何となく距離を測りあぐねている私たちを見兼ねたか、それともただのお節介か。政宗たちは恐らく後者のような気もするが、どちらにせよ気を遣わせてしまったことには変わりないだろう。別に平気なんだけどなあ…とは思いつつも、色んな人から背中を押されて今があるわけだし、鬱陶しく思うのは何か違う気がした。
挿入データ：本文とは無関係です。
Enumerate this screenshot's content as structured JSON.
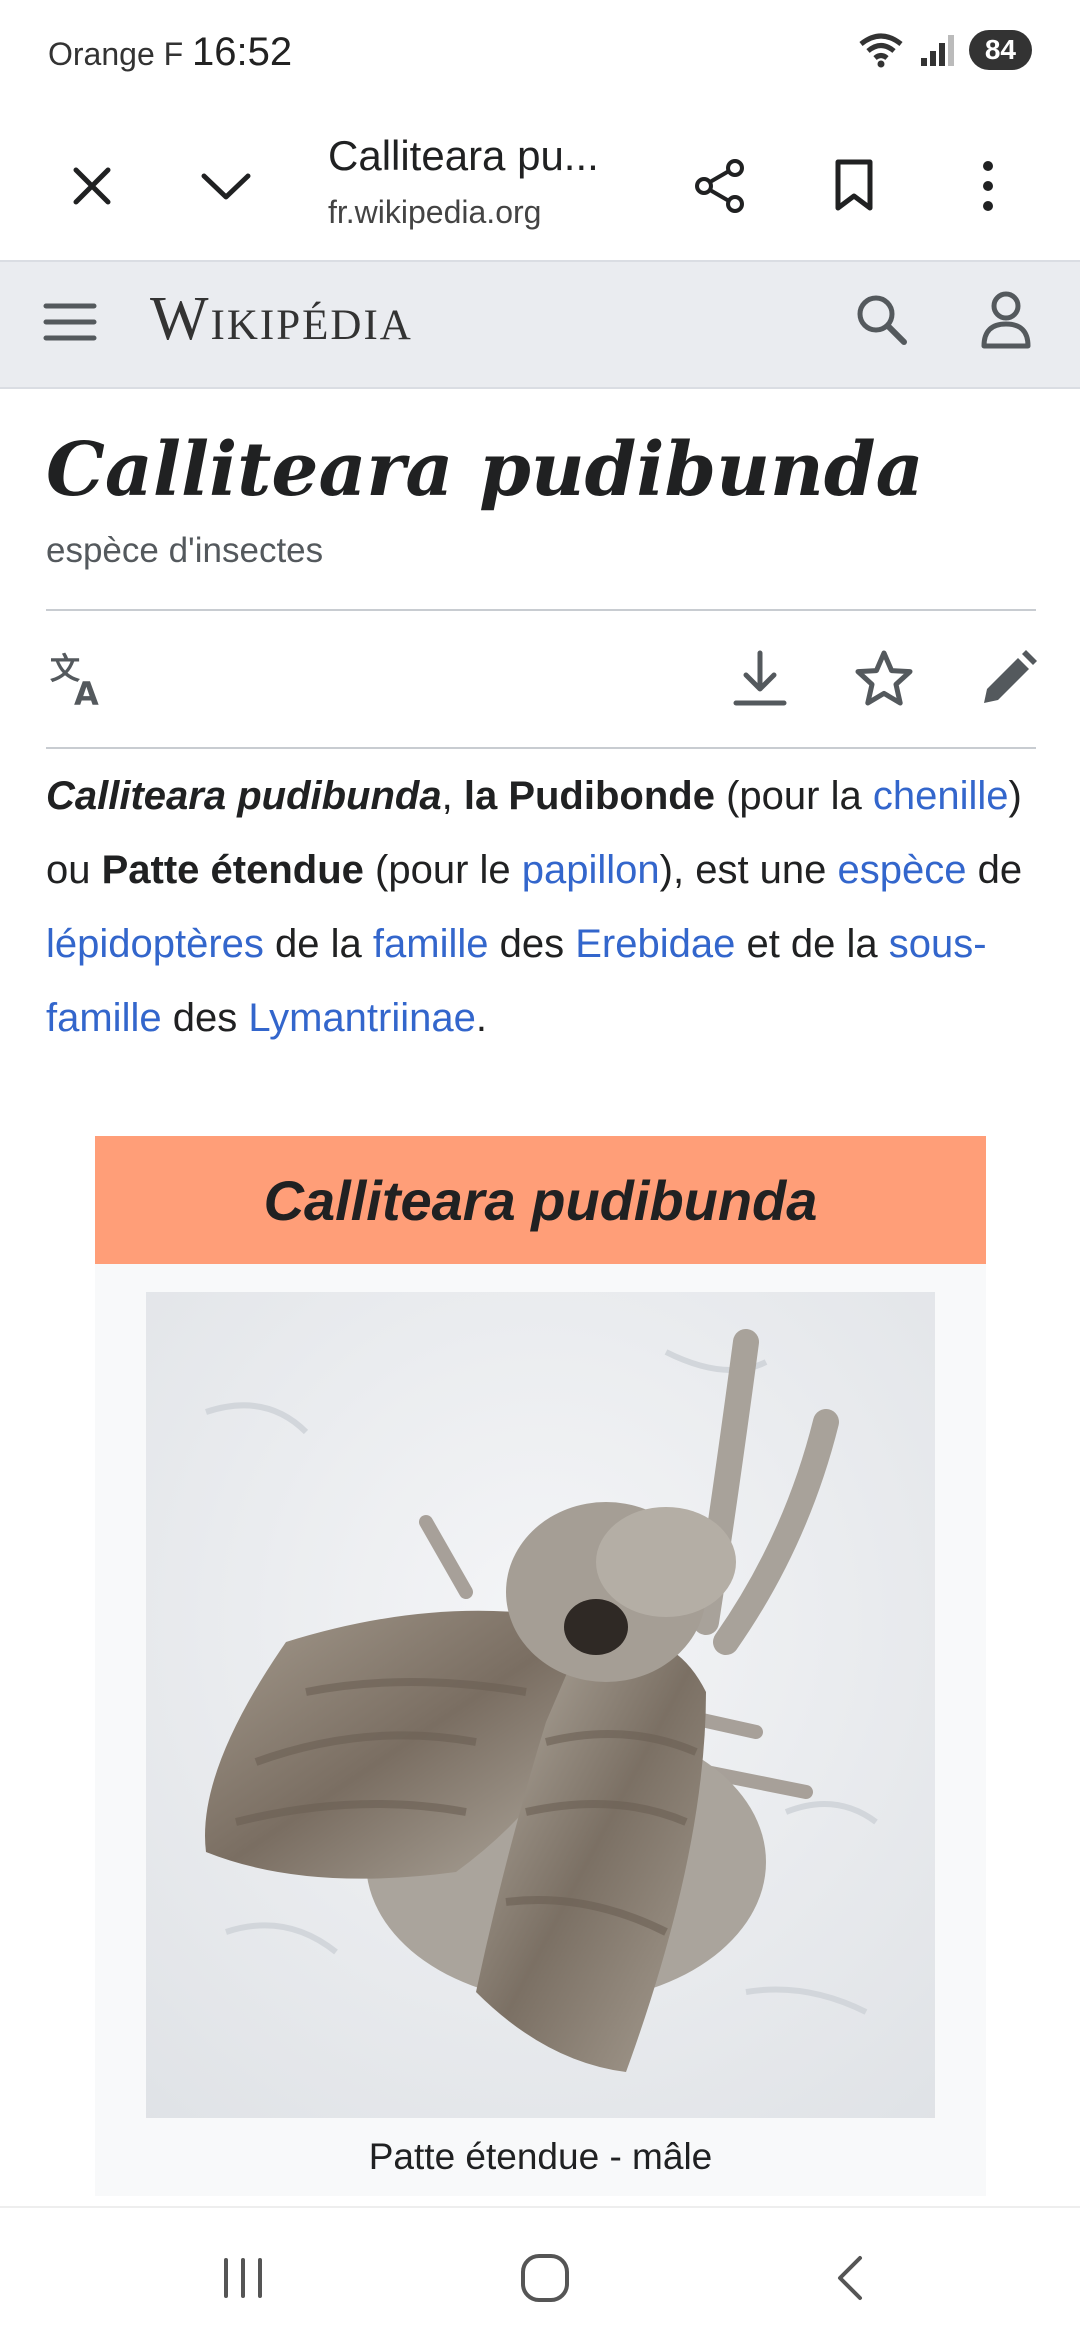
{
  "status_bar": {
    "carrier": "Orange F",
    "time": "16:52",
    "battery": "84"
  },
  "custom_tab": {
    "title": "Calliteara pu...",
    "url": "fr.wikipedia.org"
  },
  "wiki_header": {
    "wordmark": "Wikipédia"
  },
  "article": {
    "title": "Calliteara pudibunda",
    "description": "espèce d'insectes",
    "lead": [
      {
        "t": "Calliteara pudibunda",
        "s": "bi"
      },
      {
        "t": ", ",
        "s": "n"
      },
      {
        "t": "la Pudibonde",
        "s": "b"
      },
      {
        "t": " (pour la ",
        "s": "n"
      },
      {
        "t": "chenille",
        "s": "l"
      },
      {
        "t": ") ou ",
        "s": "n"
      },
      {
        "t": "Patte étendue",
        "s": "b"
      },
      {
        "t": " (pour le ",
        "s": "n"
      },
      {
        "t": "papillon",
        "s": "l"
      },
      {
        "t": "), est une ",
        "s": "n"
      },
      {
        "t": "espèce",
        "s": "l"
      },
      {
        "t": " de ",
        "s": "n"
      },
      {
        "t": "lépidoptères",
        "s": "l"
      },
      {
        "t": " de la ",
        "s": "n"
      },
      {
        "t": "famille",
        "s": "l"
      },
      {
        "t": " des ",
        "s": "n"
      },
      {
        "t": "Erebidae",
        "s": "l"
      },
      {
        "t": " et de la ",
        "s": "n"
      },
      {
        "t": "sous-famille",
        "s": "l"
      },
      {
        "t": " des ",
        "s": "n"
      },
      {
        "t": "Lymantriinae",
        "s": "l"
      },
      {
        "t": ".",
        "s": "n"
      }
    ]
  },
  "infobox": {
    "title": "Calliteara pudibunda",
    "caption": "Patte étendue - mâle",
    "header_color": "#ff9e78"
  },
  "colors": {
    "link": "#3366cc",
    "header_bg": "#eaecf0"
  }
}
「……弘ちゃん?あの、無理なら無理で構わないんだけど…」
「っえ、あ…ごめん大丈夫、何でもない」


私もかすがに放り出されたようなもんだし…と視線を泳がすと、佐助は目を丸くした。ふうん、とおざなりな相槌を打つ。それから何か気付いたように、あぁ…と呟いて含み笑いを零した。


「わかった、学校前交番の上杉巡査だろ」
「……何でわかんの」
「あいつが弘ちゃん放ってどっか行くなんて相当だしねえ」


まあお蔭で弘ちゃんと過ごせそうだけど、なんて肩を竦めた佐助。その素振りに何だかくすぐったくなって、つい目線を床の板目に落とす。こういう人なんだ、とは思っていても佐助のストレートな物言いにはどうしても怯むことが多い。
気を取り直してまた視線を彼に合わせれば、窺うような飴色とぶつかった。未だ遠慮の残るその色に思わず苦笑をこぼす。


「じゃあ、このまま教室でいい?」
「屋上は?寒いかな」
「寒いっていうか……たぶん今は屋上まで行くのも疲れるでしょう、佐助が」


けっきょく今朝だって、あれから二回ほど短く休憩を挟んでいる。あまりの体力の落ち幅に何よりも本人が一番絶望していたというのに、それでも屋上が良いんだろうか。困惑したまま佐助を見上げると、彼はへらっと目尻を下げて笑った。わりと垂れ目な方だから、自然とそうなるのかもしれない。


「でも、二人きりがいい」
「っ…」
「ダメ?」


私が一番好きな、無邪気であどけない笑顔。…狡いな、と思った。そんな表情で言われてしまったら、私も突っぱねることができない。ぐっと押し黙ってしまった私を、佐助の無垢な瞳が貫く。うっ…あ、あざとい…!


「……弁当、取ってきます」
「へへ、やった」


しばらく視線と視線の攻防戦が続き、最終的に折れたのはやはり私の方だった。